The real gem of the gameplay comes in the form of a card game, which represents bits of the battles you fight as Iris. The card game is simple, but actually a pretty well developed thing that adds a real sense of being part of the battle. There is just enough card play to be fun without becoming tedious or feeling unimportant. You gain exp when you fight battles, and spend that exp on special cards and power ups. It is never particularly hard, but it managed to pull me into the fight and make me feel part of it, I liked that.
It is easy to forget that this is a fully featured eroge thanks to the strong narrative, but it certainly is there. The ‘prince’ and all of the princesses have their own spot light, though it does take more than one play through to see them all. Basically how much you are going to appreciate these scenes will boil down to your tolerance for sex magic, as it is tied directly into the plot that way. Feelings make you stronger and sex makes you feel.. I am sure you can put the rest together on your own.
There is a little bit of incestuous content here, but the incestuous nature of it is almost entirely ignored. The sex generally tries to be sweet and or passionate, something it pulls off for the most part. The erotic scenes are a small portion of Princess Waltz, but they hold nothing back when they happen.

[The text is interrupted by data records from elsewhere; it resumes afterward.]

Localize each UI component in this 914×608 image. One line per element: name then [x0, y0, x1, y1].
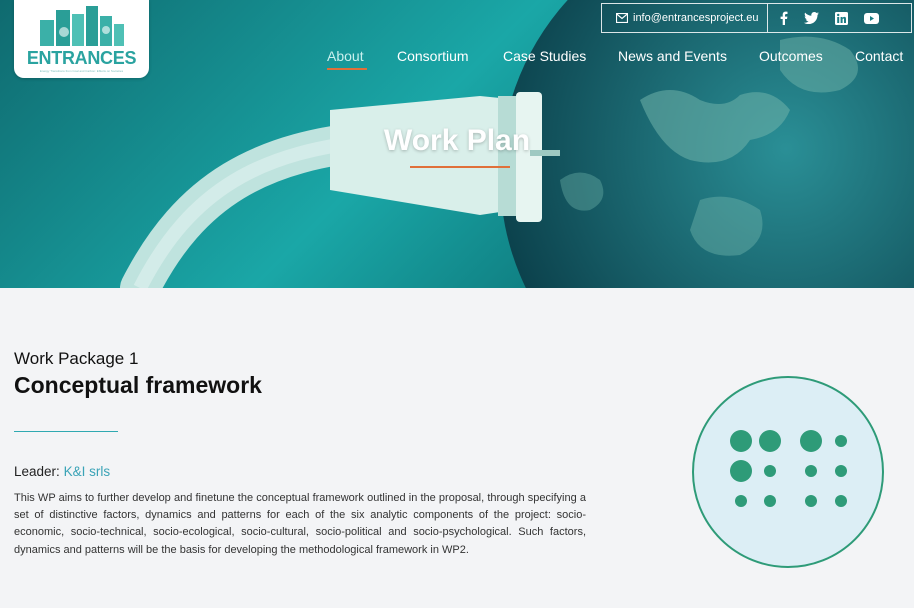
social-links [768, 11, 879, 25]
title-divider [410, 166, 510, 168]
youtube-icon[interactable] [863, 12, 879, 24]
logo-buildings-icon [40, 6, 124, 46]
email-text: info@entrancesproject.eu [633, 12, 759, 24]
nav-item-about[interactable]: About [327, 48, 364, 64]
nav-item-consortium[interactable]: Consortium [397, 48, 469, 64]
leader-line: Leader: K&I srls [14, 464, 110, 479]
work-package-dots-icon [692, 376, 884, 568]
facebook-icon[interactable] [780, 11, 788, 25]
work-package-description: This WP aims to further develop and fine… [14, 492, 586, 556]
twitter-icon[interactable] [803, 12, 819, 24]
leader-label: Leader: [14, 464, 60, 479]
linkedin-icon[interactable] [834, 11, 848, 25]
topbar: info@entrancesproject.eu [601, 3, 912, 33]
hero-banner: ENTRANCES Energy Transitions from Coal a… [0, 0, 914, 288]
work-package-title: Conceptual framework [14, 372, 262, 398]
envelope-icon [616, 13, 628, 23]
main-nav: About Consortium Case Studies News and E… [0, 48, 914, 70]
leader-link[interactable]: K&I srls [64, 464, 111, 479]
nav-item-news-and-events[interactable]: News and Events [618, 48, 727, 64]
work-package-label: Work Package 1 [14, 349, 139, 368]
section-divider [14, 431, 118, 432]
nav-item-case-studies[interactable]: Case Studies [503, 48, 586, 64]
nav-item-contact[interactable]: Contact [855, 48, 903, 64]
page-title: Work Plan [383, 124, 531, 157]
nav-item-outcomes[interactable]: Outcomes [759, 48, 823, 64]
nav-active-indicator [327, 68, 367, 70]
logo-tagline: Energy Transitions from Coal and Carbon:… [39, 69, 124, 73]
email-link[interactable]: info@entrancesproject.eu [602, 4, 768, 32]
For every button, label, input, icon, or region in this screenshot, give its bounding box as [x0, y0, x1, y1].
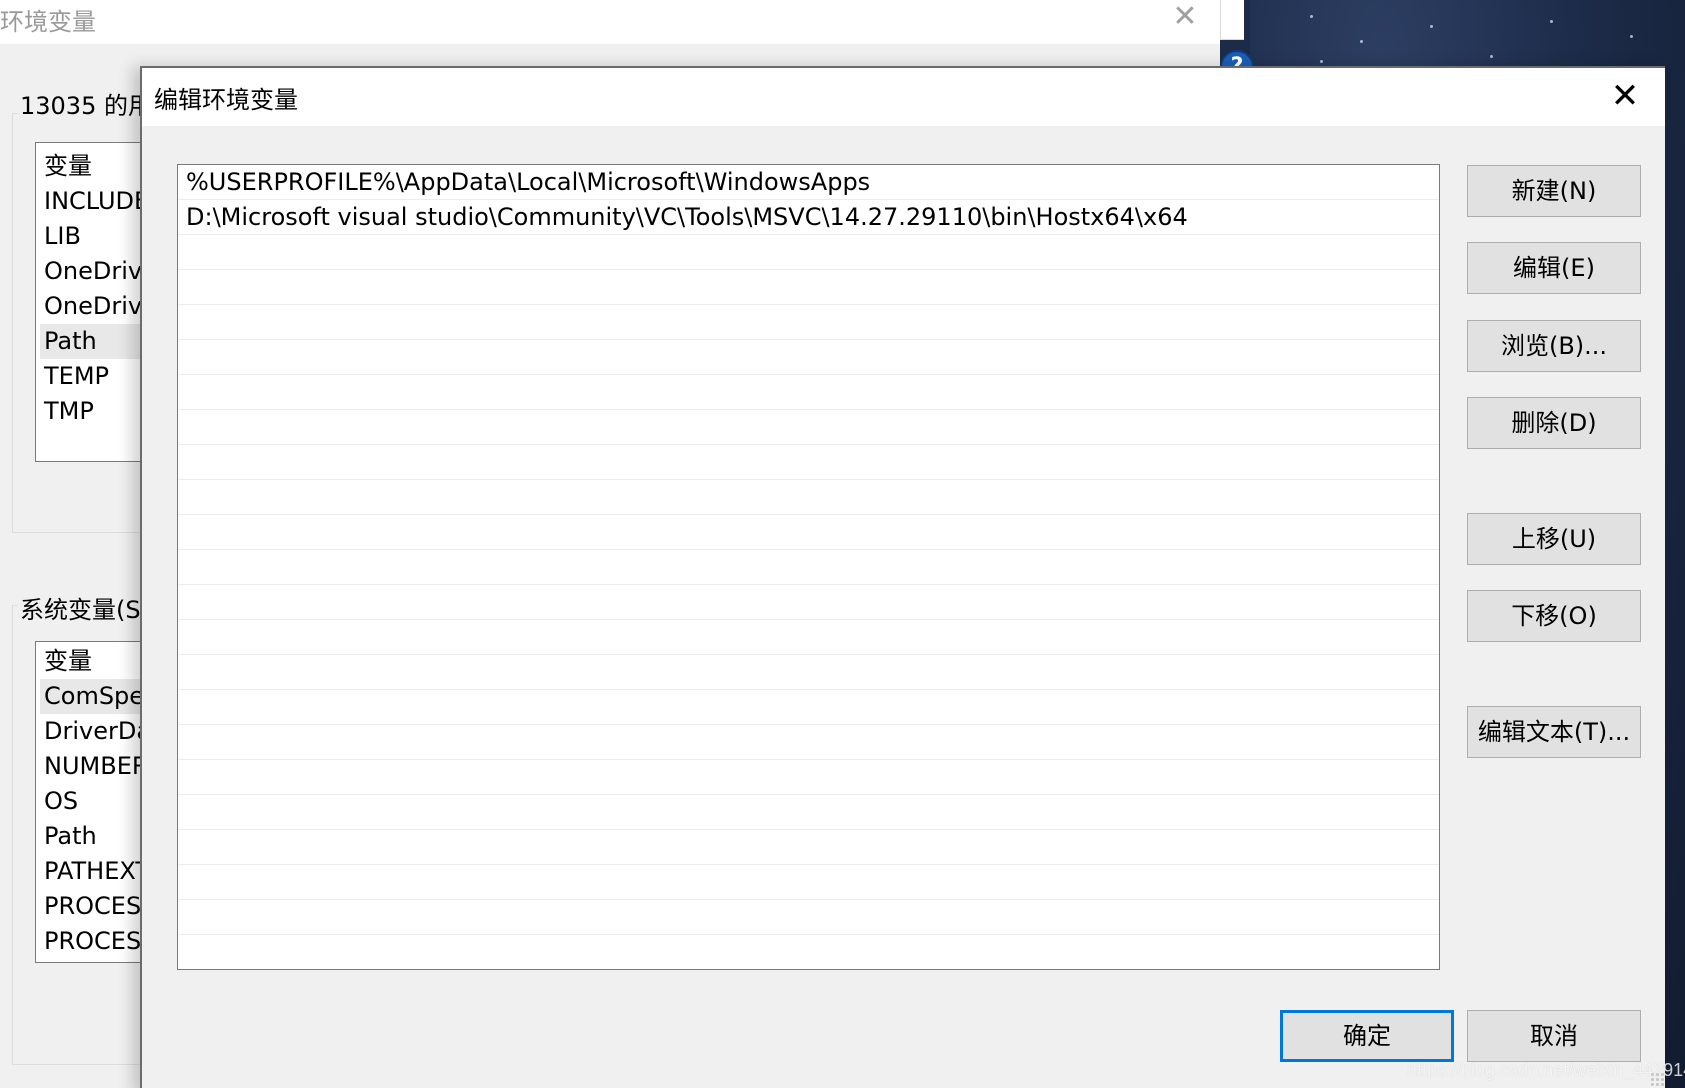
star-decoration [1490, 55, 1493, 58]
path-entry-row[interactable] [178, 480, 1439, 515]
dialog-title: 编辑环境变量 [154, 86, 298, 114]
star-decoration [1430, 25, 1433, 28]
user-variables-label: 13035 的用 [18, 86, 156, 121]
bg-window-edge [1220, 0, 1244, 40]
path-entry-row[interactable] [178, 585, 1439, 620]
star-decoration [1360, 40, 1363, 43]
path-entry-row[interactable] [178, 690, 1439, 725]
edit-environment-variable-dialog: 编辑环境变量 ✕ %USERPROFILE%\AppData\Local\Mic… [140, 66, 1665, 1088]
path-entry-row[interactable] [178, 375, 1439, 410]
bg-window-title: 环境变量 [0, 8, 96, 36]
path-entry-row[interactable] [178, 935, 1439, 969]
browse-button[interactable]: 浏览(B)... [1467, 320, 1641, 372]
close-icon[interactable]: ✕ [1170, 2, 1200, 32]
path-entry-row[interactable] [178, 305, 1439, 340]
path-entry-row[interactable]: D:\Microsoft visual studio\Community\VC\… [178, 200, 1439, 235]
move-down-button[interactable]: 下移(O) [1467, 590, 1641, 642]
path-entries-list[interactable]: %USERPROFILE%\AppData\Local\Microsoft\Wi… [177, 164, 1440, 970]
new-button[interactable]: 新建(N) [1467, 165, 1641, 217]
delete-button[interactable]: 删除(D) [1467, 397, 1641, 449]
path-entry-row[interactable] [178, 620, 1439, 655]
watermark-text: https://blog.csdn.net/weixin_44391451 [1407, 1060, 1685, 1080]
path-entry-row[interactable] [178, 725, 1439, 760]
path-entry-row[interactable] [178, 655, 1439, 690]
path-entry-row[interactable] [178, 410, 1439, 445]
resize-grip-icon[interactable] [1650, 1072, 1664, 1086]
move-up-button[interactable]: 上移(U) [1467, 513, 1641, 565]
edit-button[interactable]: 编辑(E) [1467, 242, 1641, 294]
path-entry-row[interactable] [178, 515, 1439, 550]
star-decoration [1310, 15, 1313, 18]
star-decoration [1320, 60, 1323, 63]
path-entry-row[interactable] [178, 445, 1439, 480]
close-icon[interactable]: ✕ [1605, 76, 1645, 116]
dialog-titlebar: 编辑环境变量 ✕ [142, 68, 1665, 126]
path-entry-row[interactable] [178, 865, 1439, 900]
path-entry-row[interactable] [178, 760, 1439, 795]
ok-button[interactable]: 确定 [1280, 1010, 1454, 1062]
cancel-button[interactable]: 取消 [1467, 1010, 1641, 1062]
edit-text-button[interactable]: 编辑文本(T)... [1467, 706, 1641, 758]
star-decoration [1550, 20, 1553, 23]
path-entry-row[interactable] [178, 550, 1439, 585]
star-decoration [1630, 35, 1633, 38]
path-entry-row[interactable] [178, 795, 1439, 830]
path-entry-row[interactable] [178, 340, 1439, 375]
system-variables-label: 系统变量(S) [18, 590, 154, 625]
path-entry-row[interactable]: %USERPROFILE%\AppData\Local\Microsoft\Wi… [178, 165, 1439, 200]
path-entry-row[interactable] [178, 900, 1439, 935]
path-entry-row[interactable] [178, 270, 1439, 305]
path-entry-row[interactable] [178, 235, 1439, 270]
path-entry-row[interactable] [178, 830, 1439, 865]
bg-titlebar: 环境变量 ✕ [0, 0, 1220, 44]
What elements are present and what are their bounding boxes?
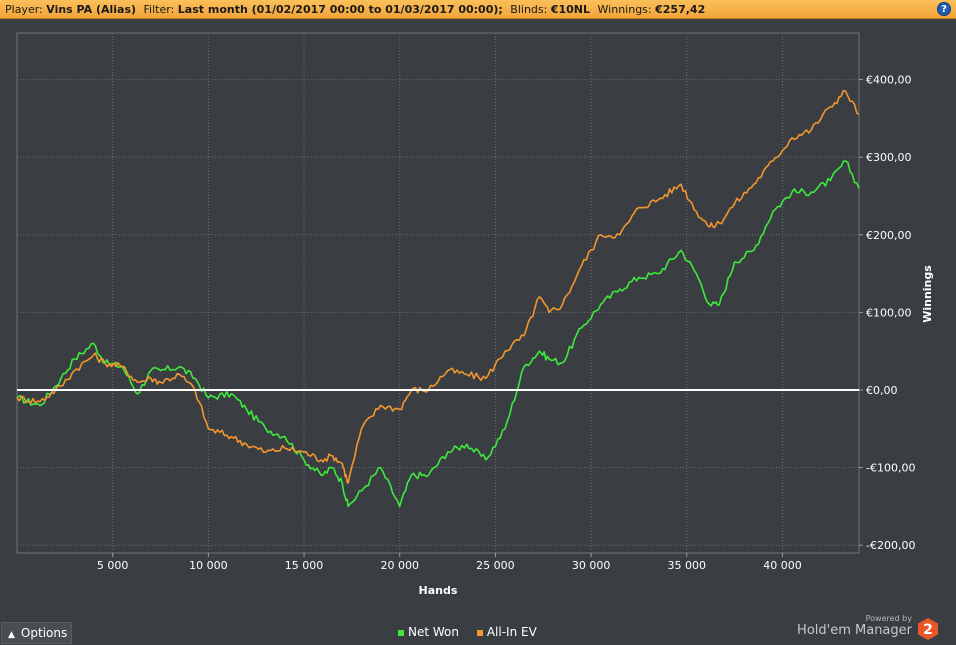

There is really nothing outlandishly offensive about the content of any of these scenes, other than perhaps questioning the ages of the characters, which are never formally given. My one critique would be this: they get dragged out a bit, the protagonist has an unnatural amount of stamina. I have seen a lot worse mind you, but some of the scenes do feel a bit excessive.
Aside from a single specific complaint that I have, this is a solid localization overall. While playing the card game I noticed that there is a mistake with the description text on a few of the bonus cards. Basically red and green are backwards, IE if the text says green it means red and vice-verse, this is annoying, but hardly game breaking.
I was also slightly annoyed that the credits are not translated.
Princess Waltz is a visual novel I have highly enjoyed, and would readily recommend for it’s compelling story and charming prince and princess characters. The one final critique I will give is this: I felt like this story pulled it’s punches a bit too much, and that the lighthearted mentality of no one really dies cheated a few characters out of leaving a more powerful lasting impression, and cheapened the resolve they fought with. This pulling of punches is probably something quite a few people will be relieved to see so this critique really comes down to personal taste. Overall Princess Waltz was an exciting story, and I am very much satisfied with it.
On a final note I find the Fate/Stay Night Comparison to be false. Prince Waltz and Fate/Stay Night are apples and oranges. There are some similarities between the two sure, but the nuance behind the underlying mechanics are entirely different. Fate/Stay Night is a survival story set in a dark urban fantasy. Princess Waltz on the other hand is a story of self discovery set in a much more upbeat fantasy meets modern world setting. Any comparisons between the two are only surface deep.